Preclinical efficacy of a PSMA-targeted thorium-227 conjugate (PSMA-TTC), a targeted alpha therapy for prostate cancer.

Purpose: Prostate-specific membrane antigen (PSMA) is an attractive target for radionuclide therapy of metastatic castration-resistant prostate cancer (mCRPC). PSMA-targeted alpha therapy (TAT) has shown early signs of activity in patients with prostate cancer (PrCa) refractory to beta radiation. We describe a novel, antibody-based TAT, the PSMA-targeted thorium-227 conjugate PSMA-TTC (BAY 2315497) consisting of the alpha-particle emitter thorium-227 complexed by a 3,2-HOPO chelator covalently linked to a fully human PSMA-targeting antibody.
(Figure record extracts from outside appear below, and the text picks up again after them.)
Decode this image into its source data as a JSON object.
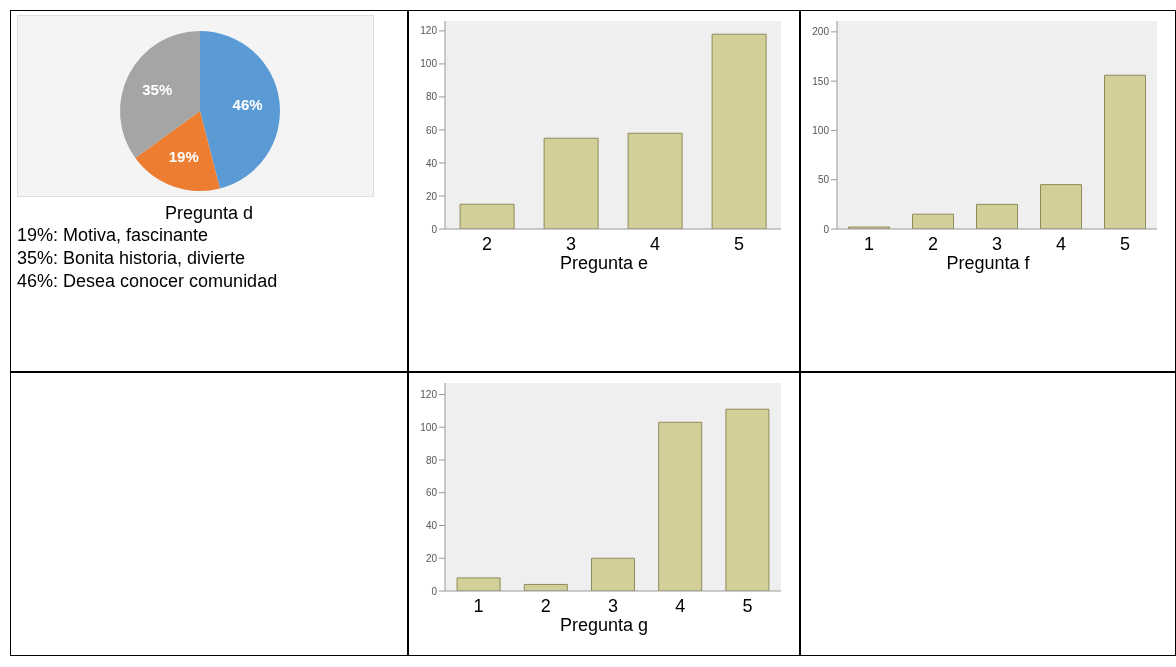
{
  "chart_data": [
    {
      "type": "pie",
      "title": "Pregunta d",
      "categories": [
        null,
        null,
        null
      ],
      "values": [
        46,
        19,
        35
      ],
      "colors": [
        "#5b9bd5",
        "#ed7d31",
        "#a5a5a5"
      ],
      "value_labels": [
        "46%",
        "19%",
        "35%"
      ],
      "legend": false,
      "annotations": [
        "19%: Motiva, fascinante",
        "35%: Bonita historia, divierte",
        "46%: Desea conocer comunidad"
      ]
    },
    {
      "type": "bar",
      "xlabel": "Pregunta e",
      "categories": [
        "2",
        "3",
        "4",
        "5"
      ],
      "values": [
        15,
        55,
        58,
        118
      ],
      "color": "#d3cf98",
      "ylim": [
        0,
        126
      ],
      "yticks": [
        0,
        20,
        40,
        60,
        80,
        100,
        120
      ],
      "grid": false
    },
    {
      "type": "bar",
      "xlabel": "Pregunta f",
      "categories": [
        "1",
        "2",
        "3",
        "4",
        "5"
      ],
      "values": [
        2,
        15,
        25,
        45,
        156
      ],
      "color": "#d3cf98",
      "ylim": [
        0,
        211
      ],
      "yticks": [
        0,
        50,
        100,
        150,
        200
      ],
      "grid": false
    },
    {
      "type": "bar",
      "xlabel": "Pregunta g",
      "categories": [
        "1",
        "2",
        "3",
        "4",
        "5"
      ],
      "values": [
        8,
        4,
        20,
        103,
        111
      ],
      "color": "#d3cf98",
      "ylim": [
        0,
        127
      ],
      "yticks": [
        0,
        20,
        40,
        60,
        80,
        100,
        120
      ],
      "grid": false
    }
  ]
}
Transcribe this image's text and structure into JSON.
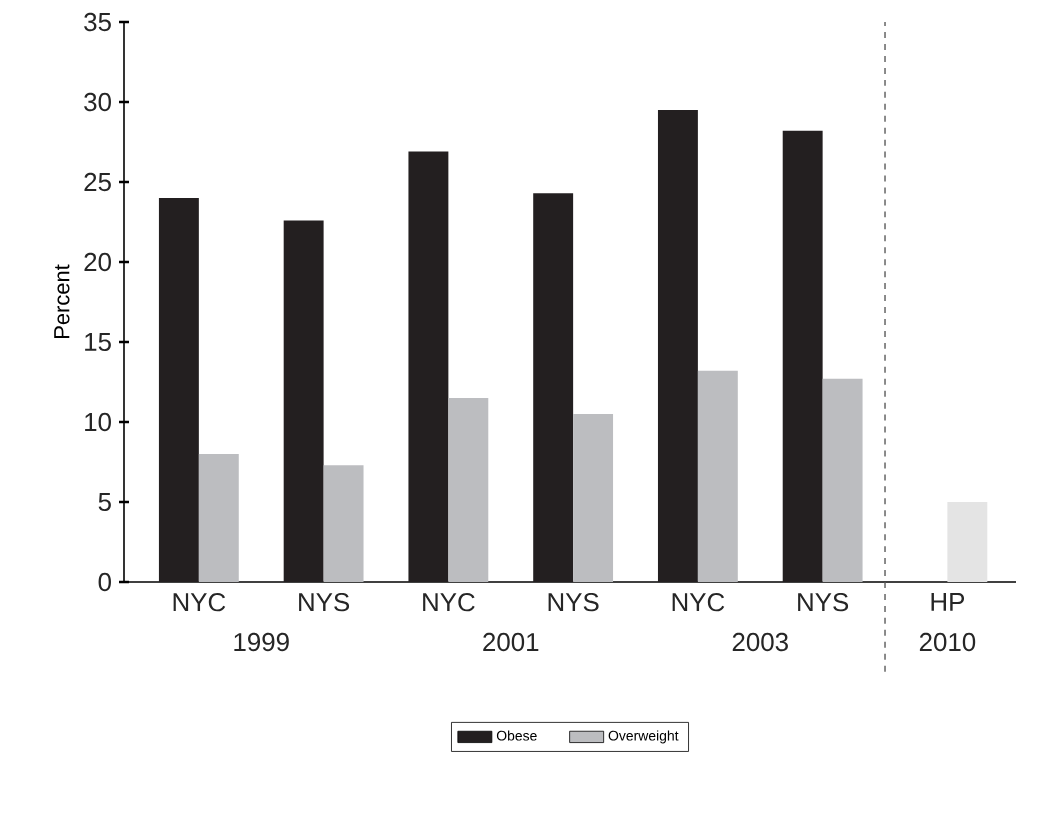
{
  "chart_data": {
    "type": "bar",
    "ylabel": "Percent",
    "categories": [
      "NYC",
      "NYS",
      "NYC",
      "NYS",
      "NYC",
      "NYS",
      "HP"
    ],
    "series": [
      {
        "name": "Obese",
        "color": "#231f20",
        "values": [
          24.0,
          22.6,
          26.9,
          24.3,
          29.5,
          28.2,
          null
        ]
      },
      {
        "name": "Overweight",
        "color": "#bcbdc0",
        "colors": [
          "#bcbdc0",
          "#bcbdc0",
          "#bcbdc0",
          "#bcbdc0",
          "#bcbdc0",
          "#bcbdc0",
          "#e4e4e4"
        ],
        "values": [
          8.0,
          7.3,
          11.5,
          10.5,
          13.2,
          12.7,
          5.0
        ]
      }
    ],
    "annotations": [
      "1999",
      "2001",
      "2003",
      "2010"
    ],
    "ylim": [
      0,
      35
    ],
    "yticks": [
      0,
      5,
      10,
      15,
      20,
      25,
      30,
      35
    ],
    "grid": false,
    "legend": "bottom"
  }
}
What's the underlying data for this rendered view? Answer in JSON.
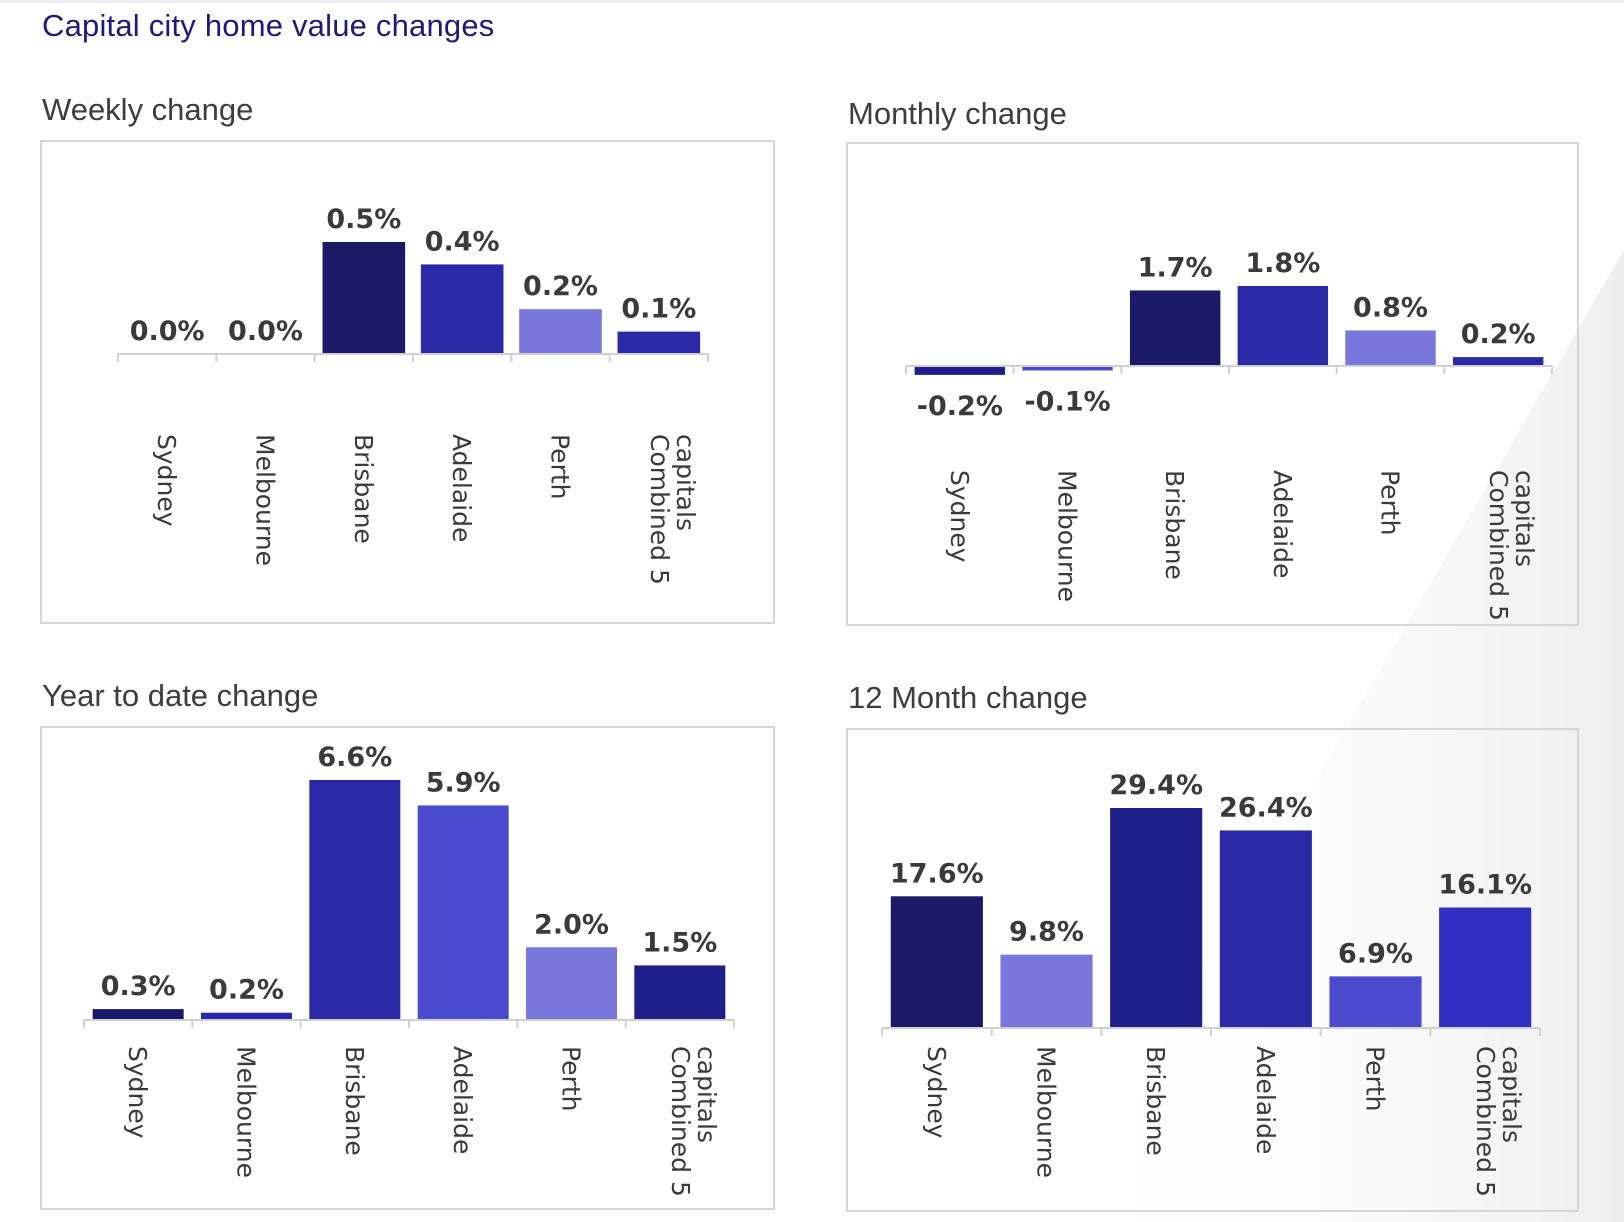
{
  "page": {
    "title": "Capital city home value changes"
  },
  "colors": {
    "navy": "#1a1a68",
    "dark_blue": "#1f1f8a",
    "royal": "#2a2aa8",
    "violet": "#4b4bd0",
    "periwinkle": "#7878dc",
    "bright": "#2f2fc0"
  },
  "chart_data": [
    {
      "type": "bar",
      "title": "Weekly change",
      "categories": [
        "Sydney",
        "Melbourne",
        "Brisbane",
        "Adelaide",
        "Perth",
        "Combined 5 capitals"
      ],
      "values": [
        0.0,
        0.0,
        0.5,
        0.4,
        0.2,
        0.1
      ],
      "value_labels": [
        "0.0%",
        "0.0%",
        "0.5%",
        "0.4%",
        "0.2%",
        "0.1%"
      ],
      "colors": [
        "#1a1a68",
        "#1a1a68",
        "#1a1a68",
        "#2a2aa8",
        "#7878dc",
        "#2a2aa8"
      ],
      "ylim": [
        0,
        0.5
      ],
      "grid": false,
      "unit": "%"
    },
    {
      "type": "bar",
      "title": "Monthly change",
      "categories": [
        "Sydney",
        "Melbourne",
        "Brisbane",
        "Adelaide",
        "Perth",
        "Combined 5 capitals"
      ],
      "values": [
        -0.2,
        -0.1,
        1.7,
        1.8,
        0.8,
        0.2
      ],
      "value_labels": [
        "-0.2%",
        "-0.1%",
        "1.7%",
        "1.8%",
        "0.8%",
        "0.2%"
      ],
      "colors": [
        "#1f1f8a",
        "#4b4bd0",
        "#1a1a68",
        "#2a2aa8",
        "#7878dc",
        "#2a2aa8"
      ],
      "ylim": [
        -0.2,
        1.8
      ],
      "grid": false,
      "unit": "%"
    },
    {
      "type": "bar",
      "title": "Year to date change",
      "categories": [
        "Sydney",
        "Melbourne",
        "Brisbane",
        "Adelaide",
        "Perth",
        "Combined 5 capitals"
      ],
      "values": [
        0.3,
        0.2,
        6.6,
        5.9,
        2.0,
        1.5
      ],
      "value_labels": [
        "0.3%",
        "0.2%",
        "6.6%",
        "5.9%",
        "2.0%",
        "1.5%"
      ],
      "colors": [
        "#1a1a68",
        "#2a2aa8",
        "#2a2aa8",
        "#4b4bd0",
        "#7878dc",
        "#1f1f8a"
      ],
      "ylim": [
        0,
        6.6
      ],
      "grid": false,
      "unit": "%"
    },
    {
      "type": "bar",
      "title": "12 Month change",
      "categories": [
        "Sydney",
        "Melbourne",
        "Brisbane",
        "Adelaide",
        "Perth",
        "Combined 5 capitals"
      ],
      "values": [
        17.6,
        9.8,
        29.4,
        26.4,
        6.9,
        16.1
      ],
      "value_labels": [
        "17.6%",
        "9.8%",
        "29.4%",
        "26.4%",
        "6.9%",
        "16.1%"
      ],
      "colors": [
        "#1a1a68",
        "#7878dc",
        "#1f1f8a",
        "#2a2aa8",
        "#4b4bd0",
        "#2f2fc0"
      ],
      "ylim": [
        0,
        29.4
      ],
      "grid": false,
      "unit": "%"
    }
  ]
}
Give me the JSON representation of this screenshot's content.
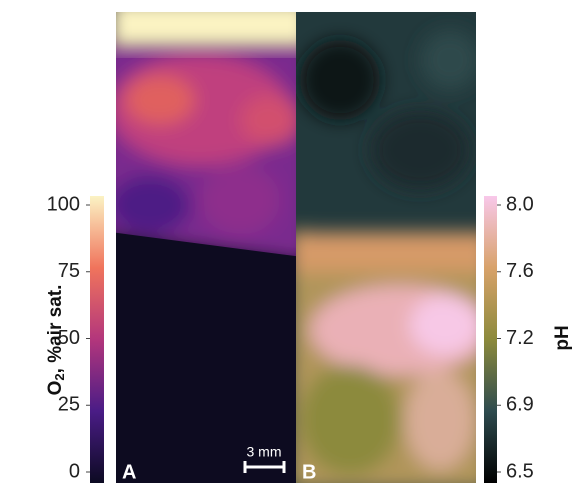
{
  "panels": [
    {
      "label": "A"
    },
    {
      "label": "B"
    }
  ],
  "scale_bar": "3 mm",
  "colorbars": [
    {
      "title_main": "O",
      "title_sub": "2",
      "title_rest": ", %air sat.",
      "ticks": [
        0,
        25,
        50,
        75,
        100
      ]
    },
    {
      "title": "pH",
      "ticks": [
        6.5,
        6.9,
        7.2,
        7.6,
        {
          "value": 8,
          "label": "8.0"
        }
      ]
    }
  ]
}
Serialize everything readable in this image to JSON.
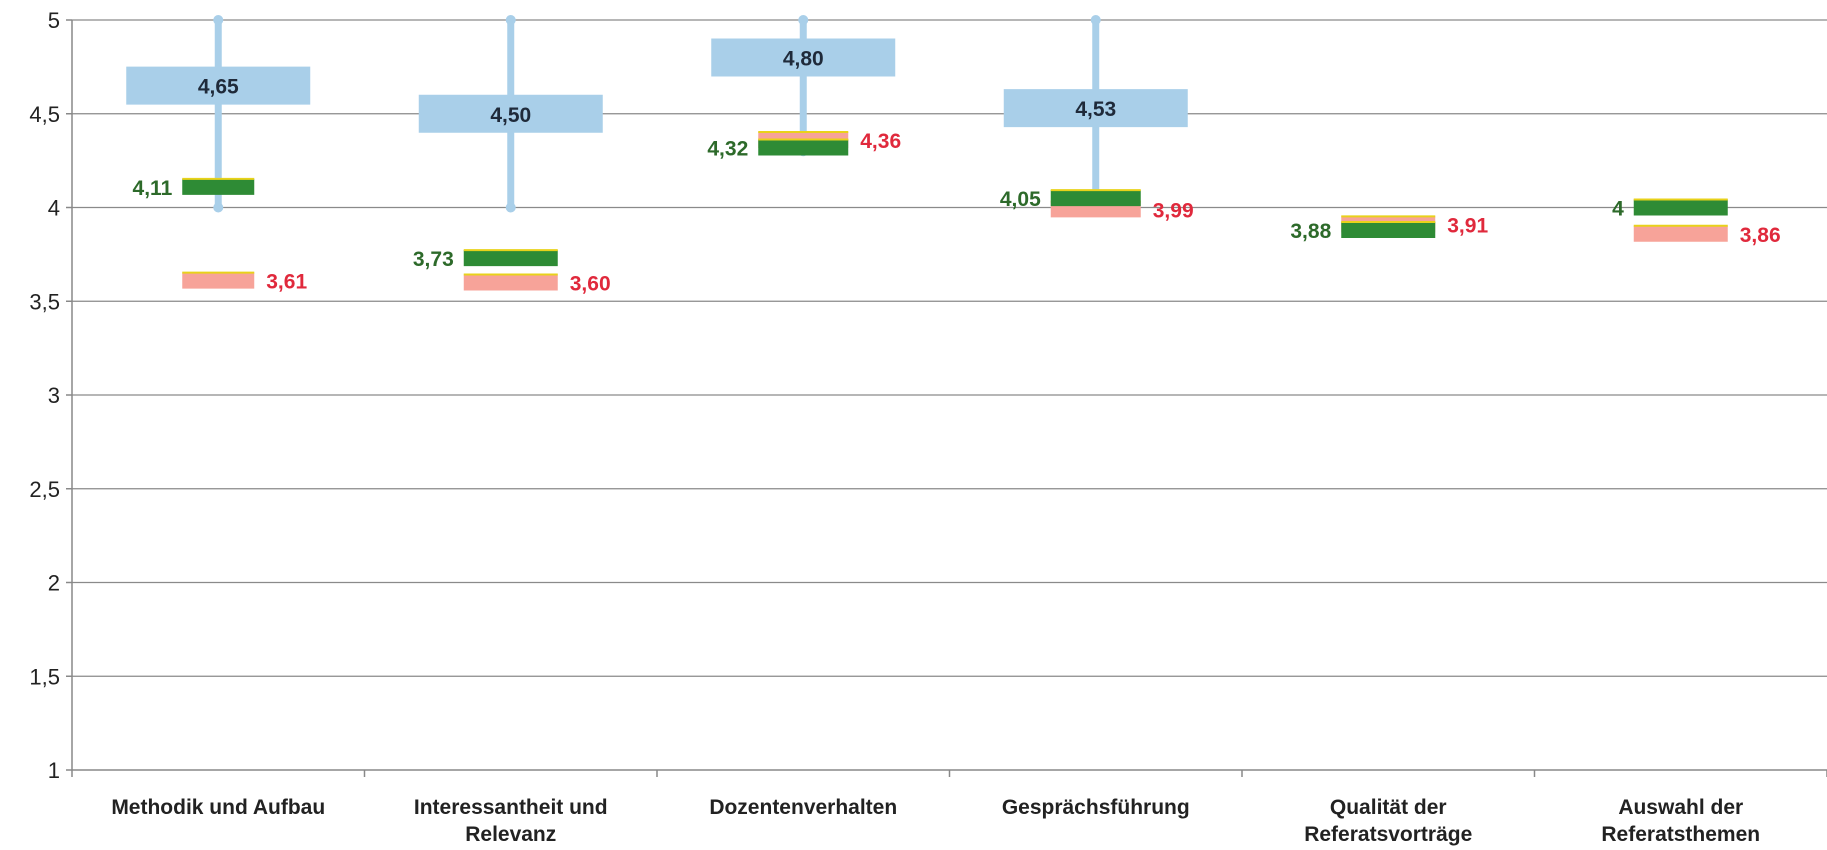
{
  "chart_data": {
    "type": "range-marker",
    "title": "",
    "xlabel": "",
    "ylabel": "",
    "ylim": [
      1,
      5
    ],
    "yticks": [
      "1",
      "1,5",
      "2",
      "2,5",
      "3",
      "3,5",
      "4",
      "4,5",
      "5"
    ],
    "ytick_values": [
      1,
      1.5,
      2,
      2.5,
      3,
      3.5,
      4,
      4.5,
      5
    ],
    "grid": true,
    "legend": "none",
    "categories": [
      "Methodik und Aufbau",
      "Interessantheit und Relevanz",
      "Dozentenverhalten",
      "Gesprächsführung",
      "Qualität der Referatsvorträge",
      "Auswahl der Referatsthemen"
    ],
    "category_lines": [
      [
        "Methodik und Aufbau"
      ],
      [
        "Interessantheit und",
        "Relevanz"
      ],
      [
        "Dozentenverhalten"
      ],
      [
        "Gesprächsführung"
      ],
      [
        "Qualität der",
        "Referatsvorträge"
      ],
      [
        "Auswahl der",
        "Referatsthemen"
      ]
    ],
    "series": [
      {
        "values": [
          4.65,
          4.5,
          4.8,
          4.53,
          null,
          null
        ],
        "labels": [
          "4,65",
          "4,50",
          "4,80",
          "4,53",
          "",
          ""
        ],
        "range": [
          [
            4,
            5
          ],
          [
            4,
            5
          ],
          [
            4.3,
            5
          ],
          [
            4,
            5
          ],
          null,
          null
        ],
        "color": "#a9cfe9"
      },
      {
        "values": [
          4.11,
          3.73,
          4.32,
          4.05,
          3.88,
          4
        ],
        "labels": [
          "4,11",
          "3,73",
          "4,32",
          "4,05",
          "3,88",
          "4"
        ],
        "color": "#2e8b35"
      },
      {
        "values": [
          3.61,
          3.6,
          4.36,
          3.99,
          3.91,
          3.86
        ],
        "labels": [
          "3,61",
          "3,60",
          "4,36",
          "3,99",
          "3,91",
          "3,86"
        ],
        "color": "#f7a399"
      }
    ],
    "colors": {
      "axis": "#888888",
      "grid": "#8a8a8a",
      "series1_label": "#1f2a3a",
      "series2_label": "#2d6a2a",
      "series3_label": "#e0293c",
      "marker_edge": "#e8d21a"
    }
  }
}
Experimental Design: PSMA-TTC was characterized for affinity, mode-of-action and cytotoxic activity in vitro. Biodistribution, pharmacokinetics and antitumor efficacy were investigated in vivo using cell line and patient-derived xenograft (PDX) models of PrCa. Results: PSMA-TTC was selectively internalized into PSMA positive cells and potently induced DNA damage, cell cycle arrest and apoptosis in vitro. Decrease in cell viability was observed dependent on the cellular PSMA expression levels. In vivo, PSMA-TTC showed strong antitumor efficacy with T/C values of 0.01-0.31 after a single injection at 300-500 kBq/kg in subcutaneous cell line and PDX models including models resistant to standard-of-care drugs such as enzalutamide. Furthermore, inhibition of both cancer and cancer-induced abnormal bone growth was observed in a model mimicking PrCa metastasized to bone. Specific tumor uptake and efficacy were demonstrated using various PSMA-TTC doses and dosing schedules. Induction of DNA double-strand breaks was identified as a key mode-of-action for PSMA-TTC both in vitro and in vivo. Conclusions: The strong preclinical antitumor activity of PSMA-TTC supports its clinical evaluation, and a phase I trial is ongoing in mCRPC patients (NCT03724747).